Handbook on Crime and Inequality

 

Editors: Stephen Farrall and Susan McVie

 

£225, Edward Elgar Publishing

 

★★✩✩✩

If you want to avoid being murdered you should move to Norway. On the other hand, if you have a death wish there is much to be said for settling in Russia. This book tells you why. It also gives useful tips on how to avoid being robbed – primarily, stay out of cities. These observations are unlikely to figure in the media reporting of a horrific murder or outbreak of mobile phone robberies, but arise from the best research we have into these areas. We have a long way to go, though, before we can be confidently definitive about the causes of crime and the best way to deal with it.

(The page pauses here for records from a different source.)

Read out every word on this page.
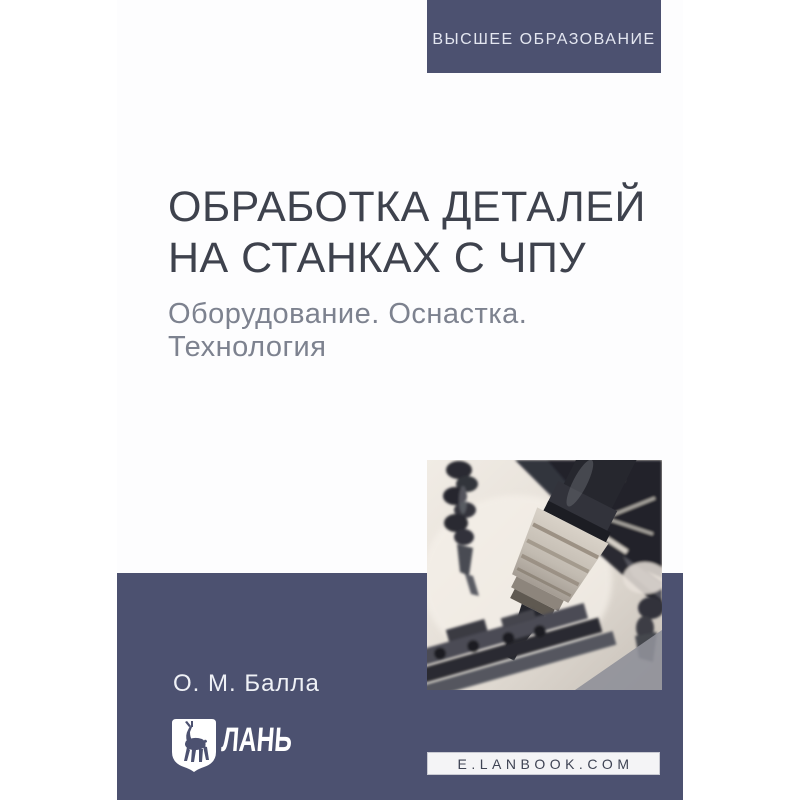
ВЫСШЕЕ ОБРАЗОВАНИЕ
ОБРАБОТКА ДЕТАЛЕЙ
НА СТАНКАХ С ЧПУ
Оборудование. Оснастка.
Технология
О. М. Балла
ЛАНЬ
E.LANBOOK.COM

The book’s very bare bones of a conclusion are clothed in a great deal of heavyweight statistical information and discussion about the correct methodology. For example, the Gini Index, used in the book, which is well established as a tool for attempting to analyse financial inequality and has been around for over a hundred years, is still rough and ready at best, and has no settled and universally understood interpretation. Equally, the quality of research to produce the statistics can vary greatly.

The Victorian researcher Henry Mayhew (pictured) dealt with the question of what makes people behave as they do by interviewing and recording the lives of hundreds, especially those he would probably not have invited around for lunch. His research is illuminating even today and full of human interest. It lacks statistics and methodology, as a modern academic would define them, and none of his case studies reached this book. Given a choice between an account by a crossing sweeper of his daily life and a statistical graph, I suspect most criminal lawyers would prefer the life story.

Henry Mayhew

Mayhew interviewed and recorded the lives of hundreds

However, a book like this has its place. It consists of a useful introduction and numerous chapters written by a worldwide selection of academics, using more-or-less scientific methods to evaluate the relationships between financial and social inequality and crime.

Handbook on Crime and Inequality

The knowledge supplied by media reporting is focused on the hard cases which used to make bad law, but which now result in emotionally driven increased sentencing guidelines or criminalisation of activity that is at least arguably mischaracterised as such. In order to guide our legislators’ thinking, hard evidence, obtained in ways explained as fully as possible and as scientifically as possible, surely must carry more weight than relying on the emotional outpourings of a grieving relative – though if that outpouring matches the statistical evidence it has its role to play, just as the crossing sweeper’s tale did in affecting Victorian legislation.

The book is hard going for a lawyer. It is full of sentences that are comprehensible to an academic sociologist or criminologist but probably no one else. Its conclusions will not sway any jury or judge, even if they were allowed to consider them. However, anyone connected with the legal system who is concerned with the way society is or may be changing will find nuggets of interest here, with the makings of a framework for future rational action to cope with these changes.